The Toronto Financial District. Photo: Chris Tyler/Flickr
Real estate is among several factors that could next year help Canada’s economy build up to its greatest annual growth since 2009, when it bounced back from the Great Recession, the Bank of Montreal suggests.
“House prices — at least in the Toronto area — have rocketed higher, with no signs of cooling their jets,” writes BMO Senior Economist Sal Guatieri in a research note listing four factors that point to stronger economic growth in 2017.
The average price of a home (including condos) in the Greater Toronto Area surged 22.7 per cent in October, compared to the same month last year, BuzzBuzzNews reports.
The BMO Canadian Financial Conditions Index, which BMO launched earlier this year after the Bank of Canada stopped publishing its own, provides the basis for Guatieri’s comments.
Specifically, the index, based on nine indicators (including home prices), is suggesting the Canadian economy will grow by 2.5 per cent next year, an improvement over this year’s “subpar” 1.3-per-cent growth, says the BMO economist.
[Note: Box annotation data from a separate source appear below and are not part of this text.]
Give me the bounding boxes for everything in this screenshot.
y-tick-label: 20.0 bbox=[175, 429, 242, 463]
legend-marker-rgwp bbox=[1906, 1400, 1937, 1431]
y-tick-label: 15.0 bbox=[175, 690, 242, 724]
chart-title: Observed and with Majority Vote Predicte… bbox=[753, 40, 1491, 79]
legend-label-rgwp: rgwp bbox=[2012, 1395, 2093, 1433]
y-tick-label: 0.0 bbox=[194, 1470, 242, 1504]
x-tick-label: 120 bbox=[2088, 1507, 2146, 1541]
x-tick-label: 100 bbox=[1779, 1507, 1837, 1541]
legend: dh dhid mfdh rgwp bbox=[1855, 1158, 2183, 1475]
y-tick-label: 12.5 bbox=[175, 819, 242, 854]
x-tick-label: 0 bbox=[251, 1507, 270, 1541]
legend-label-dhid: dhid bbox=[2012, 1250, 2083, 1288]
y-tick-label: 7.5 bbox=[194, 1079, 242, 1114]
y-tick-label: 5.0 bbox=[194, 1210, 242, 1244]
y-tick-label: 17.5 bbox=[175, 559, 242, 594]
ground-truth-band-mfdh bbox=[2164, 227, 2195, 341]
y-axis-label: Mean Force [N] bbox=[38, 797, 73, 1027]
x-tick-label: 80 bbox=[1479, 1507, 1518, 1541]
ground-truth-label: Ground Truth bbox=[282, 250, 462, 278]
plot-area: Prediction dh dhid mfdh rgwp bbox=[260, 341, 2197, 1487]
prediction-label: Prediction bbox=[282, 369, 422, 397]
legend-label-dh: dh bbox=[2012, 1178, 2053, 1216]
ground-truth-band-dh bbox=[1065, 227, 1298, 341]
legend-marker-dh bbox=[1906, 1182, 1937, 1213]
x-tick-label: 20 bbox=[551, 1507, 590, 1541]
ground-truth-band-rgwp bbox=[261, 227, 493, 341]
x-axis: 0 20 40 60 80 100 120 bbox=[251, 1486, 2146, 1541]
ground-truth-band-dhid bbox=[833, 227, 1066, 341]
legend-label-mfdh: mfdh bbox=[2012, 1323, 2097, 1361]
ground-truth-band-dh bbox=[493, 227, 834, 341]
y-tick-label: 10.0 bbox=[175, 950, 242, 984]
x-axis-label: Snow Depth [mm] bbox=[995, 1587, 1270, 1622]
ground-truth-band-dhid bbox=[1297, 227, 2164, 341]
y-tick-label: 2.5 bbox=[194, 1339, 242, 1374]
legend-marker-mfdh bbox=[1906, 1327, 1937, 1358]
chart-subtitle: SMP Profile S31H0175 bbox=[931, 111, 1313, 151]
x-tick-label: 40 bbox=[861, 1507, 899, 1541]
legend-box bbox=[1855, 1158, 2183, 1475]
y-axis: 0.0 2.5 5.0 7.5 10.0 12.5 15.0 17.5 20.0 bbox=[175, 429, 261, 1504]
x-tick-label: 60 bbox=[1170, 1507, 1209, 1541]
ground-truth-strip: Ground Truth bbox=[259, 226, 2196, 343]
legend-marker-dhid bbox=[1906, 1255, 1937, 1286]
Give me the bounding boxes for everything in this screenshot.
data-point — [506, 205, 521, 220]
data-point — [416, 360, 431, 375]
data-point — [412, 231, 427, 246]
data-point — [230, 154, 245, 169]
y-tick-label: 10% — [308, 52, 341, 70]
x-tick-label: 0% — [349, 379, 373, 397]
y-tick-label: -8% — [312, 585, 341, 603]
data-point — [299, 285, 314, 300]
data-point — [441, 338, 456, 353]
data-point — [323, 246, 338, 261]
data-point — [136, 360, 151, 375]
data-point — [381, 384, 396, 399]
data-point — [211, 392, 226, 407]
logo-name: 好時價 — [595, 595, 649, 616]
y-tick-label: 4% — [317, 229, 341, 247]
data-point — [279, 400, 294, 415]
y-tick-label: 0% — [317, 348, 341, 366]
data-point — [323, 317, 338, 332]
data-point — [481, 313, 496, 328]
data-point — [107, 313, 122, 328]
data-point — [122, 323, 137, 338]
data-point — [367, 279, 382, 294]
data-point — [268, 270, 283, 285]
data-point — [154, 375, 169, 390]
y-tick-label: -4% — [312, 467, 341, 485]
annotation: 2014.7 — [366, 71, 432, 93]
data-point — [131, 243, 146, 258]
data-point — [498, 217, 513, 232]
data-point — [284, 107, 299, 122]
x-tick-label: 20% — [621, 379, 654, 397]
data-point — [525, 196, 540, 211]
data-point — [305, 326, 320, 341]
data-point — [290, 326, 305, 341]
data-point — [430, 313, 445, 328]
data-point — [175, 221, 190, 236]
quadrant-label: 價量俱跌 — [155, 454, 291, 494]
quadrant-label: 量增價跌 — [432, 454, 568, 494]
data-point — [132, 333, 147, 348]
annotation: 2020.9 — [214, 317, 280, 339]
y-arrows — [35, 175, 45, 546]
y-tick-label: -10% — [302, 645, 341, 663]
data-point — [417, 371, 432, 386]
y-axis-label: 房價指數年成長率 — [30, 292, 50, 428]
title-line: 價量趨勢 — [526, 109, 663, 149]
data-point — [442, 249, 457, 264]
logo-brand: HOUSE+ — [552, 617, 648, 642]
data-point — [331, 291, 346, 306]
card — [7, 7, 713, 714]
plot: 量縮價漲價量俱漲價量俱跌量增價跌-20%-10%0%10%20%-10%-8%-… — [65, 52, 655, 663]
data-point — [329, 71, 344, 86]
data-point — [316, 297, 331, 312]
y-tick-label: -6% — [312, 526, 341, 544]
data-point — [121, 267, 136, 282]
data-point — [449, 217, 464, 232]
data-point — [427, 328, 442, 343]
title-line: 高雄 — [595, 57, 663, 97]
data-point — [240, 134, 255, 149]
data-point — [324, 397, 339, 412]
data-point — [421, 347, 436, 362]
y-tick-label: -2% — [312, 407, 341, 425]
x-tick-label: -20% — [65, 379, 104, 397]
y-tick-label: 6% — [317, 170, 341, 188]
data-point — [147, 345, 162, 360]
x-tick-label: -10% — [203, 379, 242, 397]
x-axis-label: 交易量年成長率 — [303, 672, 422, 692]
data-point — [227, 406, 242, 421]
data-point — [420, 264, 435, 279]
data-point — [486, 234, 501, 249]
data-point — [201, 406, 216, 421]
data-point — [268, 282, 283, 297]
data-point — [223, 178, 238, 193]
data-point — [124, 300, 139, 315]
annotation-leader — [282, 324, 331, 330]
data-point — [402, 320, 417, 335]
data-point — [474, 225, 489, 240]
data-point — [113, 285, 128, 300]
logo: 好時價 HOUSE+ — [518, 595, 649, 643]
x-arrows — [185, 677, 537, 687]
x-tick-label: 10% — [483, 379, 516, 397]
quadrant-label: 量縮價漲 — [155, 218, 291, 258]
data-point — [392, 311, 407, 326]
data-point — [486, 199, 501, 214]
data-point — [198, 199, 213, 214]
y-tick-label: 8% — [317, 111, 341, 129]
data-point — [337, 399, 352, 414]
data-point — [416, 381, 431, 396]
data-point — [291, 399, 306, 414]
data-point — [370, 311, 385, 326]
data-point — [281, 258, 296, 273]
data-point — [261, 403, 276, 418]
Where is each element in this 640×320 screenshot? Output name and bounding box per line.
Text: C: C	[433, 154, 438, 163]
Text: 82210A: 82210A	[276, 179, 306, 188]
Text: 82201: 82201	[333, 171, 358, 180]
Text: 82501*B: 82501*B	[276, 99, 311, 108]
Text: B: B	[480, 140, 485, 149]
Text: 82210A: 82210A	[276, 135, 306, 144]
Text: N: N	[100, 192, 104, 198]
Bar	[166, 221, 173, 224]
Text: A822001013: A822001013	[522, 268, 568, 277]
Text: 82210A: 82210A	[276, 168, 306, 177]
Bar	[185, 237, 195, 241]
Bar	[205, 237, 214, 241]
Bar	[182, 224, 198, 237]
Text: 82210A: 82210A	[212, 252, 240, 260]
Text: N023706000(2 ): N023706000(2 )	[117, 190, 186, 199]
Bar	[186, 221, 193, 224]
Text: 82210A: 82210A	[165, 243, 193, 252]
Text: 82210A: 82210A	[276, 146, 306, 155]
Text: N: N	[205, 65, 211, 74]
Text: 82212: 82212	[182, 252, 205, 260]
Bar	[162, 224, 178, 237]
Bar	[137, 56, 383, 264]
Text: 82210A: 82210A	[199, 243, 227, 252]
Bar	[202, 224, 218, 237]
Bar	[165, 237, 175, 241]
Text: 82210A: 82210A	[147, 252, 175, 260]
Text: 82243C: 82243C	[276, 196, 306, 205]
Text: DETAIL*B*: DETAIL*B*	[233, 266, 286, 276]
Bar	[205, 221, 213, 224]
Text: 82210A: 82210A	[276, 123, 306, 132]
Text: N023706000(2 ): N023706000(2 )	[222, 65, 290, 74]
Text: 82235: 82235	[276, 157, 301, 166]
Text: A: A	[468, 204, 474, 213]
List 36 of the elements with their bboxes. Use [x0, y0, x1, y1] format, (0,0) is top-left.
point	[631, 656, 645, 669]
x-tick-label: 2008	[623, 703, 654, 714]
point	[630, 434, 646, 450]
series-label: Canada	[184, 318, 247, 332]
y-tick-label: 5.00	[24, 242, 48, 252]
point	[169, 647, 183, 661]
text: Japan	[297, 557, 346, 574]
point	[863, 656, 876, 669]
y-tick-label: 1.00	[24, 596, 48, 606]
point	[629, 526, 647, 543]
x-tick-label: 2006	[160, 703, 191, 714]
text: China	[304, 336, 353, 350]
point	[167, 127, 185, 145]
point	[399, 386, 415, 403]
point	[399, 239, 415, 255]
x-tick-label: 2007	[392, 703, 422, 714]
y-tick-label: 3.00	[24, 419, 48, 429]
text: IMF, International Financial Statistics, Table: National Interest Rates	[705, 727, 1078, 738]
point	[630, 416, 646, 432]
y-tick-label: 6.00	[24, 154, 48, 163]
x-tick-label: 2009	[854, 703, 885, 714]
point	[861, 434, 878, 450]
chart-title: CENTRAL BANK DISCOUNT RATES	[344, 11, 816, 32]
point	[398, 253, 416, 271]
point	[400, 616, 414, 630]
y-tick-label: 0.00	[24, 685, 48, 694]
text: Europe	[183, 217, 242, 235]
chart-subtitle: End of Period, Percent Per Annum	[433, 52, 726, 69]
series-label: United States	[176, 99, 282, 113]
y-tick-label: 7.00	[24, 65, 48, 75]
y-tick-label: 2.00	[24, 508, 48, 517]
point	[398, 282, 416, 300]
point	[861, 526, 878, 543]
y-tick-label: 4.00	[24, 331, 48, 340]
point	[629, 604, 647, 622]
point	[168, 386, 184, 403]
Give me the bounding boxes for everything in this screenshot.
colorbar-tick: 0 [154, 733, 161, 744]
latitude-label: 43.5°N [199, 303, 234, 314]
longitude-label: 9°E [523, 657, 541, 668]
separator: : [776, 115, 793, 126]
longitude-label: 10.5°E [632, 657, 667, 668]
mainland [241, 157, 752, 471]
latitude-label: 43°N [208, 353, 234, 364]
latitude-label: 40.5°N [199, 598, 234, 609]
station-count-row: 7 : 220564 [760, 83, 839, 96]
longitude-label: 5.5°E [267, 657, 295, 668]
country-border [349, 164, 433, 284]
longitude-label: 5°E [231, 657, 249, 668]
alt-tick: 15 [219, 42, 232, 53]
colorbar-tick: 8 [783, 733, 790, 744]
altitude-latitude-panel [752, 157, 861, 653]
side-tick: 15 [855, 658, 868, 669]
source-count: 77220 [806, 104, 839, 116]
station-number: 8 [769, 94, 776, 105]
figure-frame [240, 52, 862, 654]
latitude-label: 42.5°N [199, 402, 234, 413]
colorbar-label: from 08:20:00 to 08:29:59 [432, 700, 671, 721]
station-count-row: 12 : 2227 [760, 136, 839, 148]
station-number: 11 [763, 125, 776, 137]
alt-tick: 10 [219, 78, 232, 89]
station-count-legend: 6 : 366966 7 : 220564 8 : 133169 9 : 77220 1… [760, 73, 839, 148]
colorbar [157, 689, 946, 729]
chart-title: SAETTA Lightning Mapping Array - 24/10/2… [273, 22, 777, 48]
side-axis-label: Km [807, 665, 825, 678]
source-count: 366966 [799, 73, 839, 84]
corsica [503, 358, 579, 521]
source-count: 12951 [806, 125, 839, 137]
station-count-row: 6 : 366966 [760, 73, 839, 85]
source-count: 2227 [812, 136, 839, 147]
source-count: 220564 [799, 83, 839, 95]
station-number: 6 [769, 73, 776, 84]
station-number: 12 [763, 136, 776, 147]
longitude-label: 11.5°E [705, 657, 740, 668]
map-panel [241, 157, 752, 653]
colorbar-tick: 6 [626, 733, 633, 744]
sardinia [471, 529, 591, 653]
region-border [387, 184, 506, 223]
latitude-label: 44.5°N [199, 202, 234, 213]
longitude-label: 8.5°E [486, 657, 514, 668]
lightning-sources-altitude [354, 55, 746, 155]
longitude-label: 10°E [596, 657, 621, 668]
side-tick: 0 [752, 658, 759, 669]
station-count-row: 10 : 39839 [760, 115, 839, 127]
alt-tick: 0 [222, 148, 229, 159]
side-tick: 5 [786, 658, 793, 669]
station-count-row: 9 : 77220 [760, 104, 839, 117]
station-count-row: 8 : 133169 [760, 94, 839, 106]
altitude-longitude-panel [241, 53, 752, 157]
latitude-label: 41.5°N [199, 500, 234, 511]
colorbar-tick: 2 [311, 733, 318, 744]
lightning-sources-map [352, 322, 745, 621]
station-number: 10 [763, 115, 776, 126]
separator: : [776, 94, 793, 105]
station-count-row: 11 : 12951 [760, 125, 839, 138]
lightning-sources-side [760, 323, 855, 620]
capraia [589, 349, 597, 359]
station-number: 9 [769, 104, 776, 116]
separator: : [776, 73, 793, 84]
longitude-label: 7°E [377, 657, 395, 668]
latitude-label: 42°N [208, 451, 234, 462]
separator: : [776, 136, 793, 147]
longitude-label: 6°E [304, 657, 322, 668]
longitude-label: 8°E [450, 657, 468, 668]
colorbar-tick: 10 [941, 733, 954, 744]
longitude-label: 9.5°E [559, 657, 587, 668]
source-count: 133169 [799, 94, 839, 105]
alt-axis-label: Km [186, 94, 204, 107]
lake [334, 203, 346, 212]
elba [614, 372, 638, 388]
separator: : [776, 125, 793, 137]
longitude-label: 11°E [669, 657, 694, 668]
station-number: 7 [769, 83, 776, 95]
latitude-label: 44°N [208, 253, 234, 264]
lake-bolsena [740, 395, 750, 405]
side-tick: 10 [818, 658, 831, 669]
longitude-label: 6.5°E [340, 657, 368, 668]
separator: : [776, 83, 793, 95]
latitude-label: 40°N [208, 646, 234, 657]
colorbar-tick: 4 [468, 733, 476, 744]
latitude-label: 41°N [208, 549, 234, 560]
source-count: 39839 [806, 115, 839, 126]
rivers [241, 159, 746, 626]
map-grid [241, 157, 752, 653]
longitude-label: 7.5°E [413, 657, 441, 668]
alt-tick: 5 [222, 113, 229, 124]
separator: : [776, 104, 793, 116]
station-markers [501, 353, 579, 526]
In addition to home prices, the Loonie is also expected to play a supporting role. “The long-lagged effect of the Loonie’s past depreciation will peak next year,” Guatieri notes.
As are the Toronto Stock Exchange’s performance — it’s up 17 per cent this year — and oil prices, he adds. “Oil prices have nearly doubled from their lows (and should rise moderately further next year).”
The TSX, Canada’s largest exchange, has been rallying of late, most recently this morning on the shoulders of the financial and energy sector, BNN Reports.
Crude prices shot up yesterday following word that countries that aren’t members of the Organization of the Petroleum Exporting Countries agreed to scale back oil production alongside their OPEC counterparts, according to the Globe and Mail.
The hope is this will lead glutted inventories to diminish over time, resulting in higher oil prices as demand catches up with supply.